Bab 1. Sebuah Nama
Palembang, Desember 2021
“Mega...!!!”
Aku segera menjauhkan sejenak ponsel di telingaku ketika suara nyaring Dina, sahabatku menyapa di seberang sana.
"Kamu jadi datang, kan, Ga, di acara reunian kita kali ini?" ujarnya ketika aku kembali menempelkan lagi ponsel di pipi.
"Yes, Mom! Sekarang aku sedang bersiap,” aku menjawab malas. Ini bukan kali pertamanya Dina menghubungiku hari ini, entah yang ke berapa kalinya. Dia tidak henti menanyai, apakah aku hadir atau tidak diacara reuni tahunan kami kali ini.

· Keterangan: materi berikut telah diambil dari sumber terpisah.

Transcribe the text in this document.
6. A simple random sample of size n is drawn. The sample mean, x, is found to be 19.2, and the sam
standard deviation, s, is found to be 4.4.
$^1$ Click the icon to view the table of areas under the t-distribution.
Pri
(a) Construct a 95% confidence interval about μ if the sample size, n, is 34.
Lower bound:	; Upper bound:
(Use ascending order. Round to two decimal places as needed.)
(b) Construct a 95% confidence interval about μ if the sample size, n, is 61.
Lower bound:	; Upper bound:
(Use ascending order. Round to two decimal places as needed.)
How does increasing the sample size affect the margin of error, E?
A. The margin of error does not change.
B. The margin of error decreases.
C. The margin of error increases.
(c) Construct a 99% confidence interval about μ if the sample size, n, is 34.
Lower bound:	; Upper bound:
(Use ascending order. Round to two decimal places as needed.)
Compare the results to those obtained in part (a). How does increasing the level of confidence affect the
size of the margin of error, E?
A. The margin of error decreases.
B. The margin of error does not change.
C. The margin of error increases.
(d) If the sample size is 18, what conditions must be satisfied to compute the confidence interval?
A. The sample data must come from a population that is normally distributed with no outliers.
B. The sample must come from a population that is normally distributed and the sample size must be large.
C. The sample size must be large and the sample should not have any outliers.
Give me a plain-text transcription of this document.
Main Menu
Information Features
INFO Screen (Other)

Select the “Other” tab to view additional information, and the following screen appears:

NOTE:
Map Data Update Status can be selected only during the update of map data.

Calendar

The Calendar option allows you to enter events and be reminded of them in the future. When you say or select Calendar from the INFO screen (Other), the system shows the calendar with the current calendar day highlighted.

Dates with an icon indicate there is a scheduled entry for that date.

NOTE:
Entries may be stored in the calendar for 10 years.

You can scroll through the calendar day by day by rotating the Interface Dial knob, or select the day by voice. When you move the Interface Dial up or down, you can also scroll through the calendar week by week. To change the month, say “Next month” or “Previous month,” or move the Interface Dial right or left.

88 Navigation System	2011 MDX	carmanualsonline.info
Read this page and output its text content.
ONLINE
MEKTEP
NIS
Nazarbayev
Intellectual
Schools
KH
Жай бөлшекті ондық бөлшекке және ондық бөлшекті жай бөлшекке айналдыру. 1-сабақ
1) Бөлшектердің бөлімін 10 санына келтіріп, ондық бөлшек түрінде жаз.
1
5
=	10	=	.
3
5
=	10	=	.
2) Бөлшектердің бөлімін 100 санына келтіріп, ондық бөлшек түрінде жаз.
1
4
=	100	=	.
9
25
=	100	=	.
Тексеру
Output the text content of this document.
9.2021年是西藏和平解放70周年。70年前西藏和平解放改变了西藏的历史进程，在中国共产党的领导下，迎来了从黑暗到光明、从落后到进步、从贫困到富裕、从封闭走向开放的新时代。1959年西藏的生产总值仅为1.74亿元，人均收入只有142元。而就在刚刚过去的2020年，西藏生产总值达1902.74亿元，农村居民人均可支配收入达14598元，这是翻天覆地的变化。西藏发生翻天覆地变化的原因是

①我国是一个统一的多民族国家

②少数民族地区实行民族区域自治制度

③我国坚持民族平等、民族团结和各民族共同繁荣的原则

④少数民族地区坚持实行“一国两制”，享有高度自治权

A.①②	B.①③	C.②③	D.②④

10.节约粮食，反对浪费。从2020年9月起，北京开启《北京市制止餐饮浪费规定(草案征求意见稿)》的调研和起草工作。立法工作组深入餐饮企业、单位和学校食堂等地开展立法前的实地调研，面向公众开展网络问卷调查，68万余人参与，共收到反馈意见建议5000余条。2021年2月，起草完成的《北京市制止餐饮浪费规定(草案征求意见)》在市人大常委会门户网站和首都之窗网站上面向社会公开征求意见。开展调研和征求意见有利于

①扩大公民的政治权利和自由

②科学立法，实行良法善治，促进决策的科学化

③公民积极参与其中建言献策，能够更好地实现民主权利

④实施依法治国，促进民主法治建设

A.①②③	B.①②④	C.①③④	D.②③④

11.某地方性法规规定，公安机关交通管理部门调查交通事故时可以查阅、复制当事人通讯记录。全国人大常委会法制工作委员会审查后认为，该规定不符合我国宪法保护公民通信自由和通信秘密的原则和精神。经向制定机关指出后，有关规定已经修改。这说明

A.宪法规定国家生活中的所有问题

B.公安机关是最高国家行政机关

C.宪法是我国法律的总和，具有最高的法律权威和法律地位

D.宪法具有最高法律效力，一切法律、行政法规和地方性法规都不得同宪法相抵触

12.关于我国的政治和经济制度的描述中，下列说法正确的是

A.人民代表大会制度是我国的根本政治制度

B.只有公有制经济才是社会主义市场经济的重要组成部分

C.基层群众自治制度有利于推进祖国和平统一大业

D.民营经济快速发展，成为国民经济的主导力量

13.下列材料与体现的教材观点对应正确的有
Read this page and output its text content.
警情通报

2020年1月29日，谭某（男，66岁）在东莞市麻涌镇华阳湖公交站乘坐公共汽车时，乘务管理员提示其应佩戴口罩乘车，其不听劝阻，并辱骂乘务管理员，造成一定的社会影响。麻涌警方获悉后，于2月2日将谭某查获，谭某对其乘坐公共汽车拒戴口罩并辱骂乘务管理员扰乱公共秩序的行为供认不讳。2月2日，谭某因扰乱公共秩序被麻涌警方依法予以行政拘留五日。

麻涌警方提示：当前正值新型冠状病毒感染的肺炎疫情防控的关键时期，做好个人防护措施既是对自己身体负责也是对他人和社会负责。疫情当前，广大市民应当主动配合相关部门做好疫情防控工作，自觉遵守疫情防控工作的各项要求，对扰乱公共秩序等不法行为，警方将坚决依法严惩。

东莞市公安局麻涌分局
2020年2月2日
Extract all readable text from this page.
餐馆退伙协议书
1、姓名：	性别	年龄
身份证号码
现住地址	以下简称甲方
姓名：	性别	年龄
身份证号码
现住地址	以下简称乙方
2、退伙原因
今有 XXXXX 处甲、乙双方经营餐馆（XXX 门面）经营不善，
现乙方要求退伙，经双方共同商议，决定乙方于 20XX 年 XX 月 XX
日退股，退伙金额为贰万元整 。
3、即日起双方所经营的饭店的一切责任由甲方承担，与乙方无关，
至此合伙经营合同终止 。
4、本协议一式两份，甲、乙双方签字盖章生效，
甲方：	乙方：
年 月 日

"Awas, ya, kalau tidak datang!” Dina mengancam di seberang sana.
"Ya!" Aku menjawab singkat tanda bosan dengan tudingannya.
"Ok. Sampai ketemu di tempat reunian."
Aku hanya bergumam sebagai jawaban.
Setelah panggilan dari Dina terputus, aku memasukkan ponsel ke dalam tas. Bergegas keluar kamar. Tidak ingin terlambat.
Matahari bersinar terik, langit biru dengan awan putih mengepul saat aku keluar sejauh mata memandang. Taksi online yang sudah aku pesan lima menit yang lalu sudah menungguku di depan rumah kontrakanku.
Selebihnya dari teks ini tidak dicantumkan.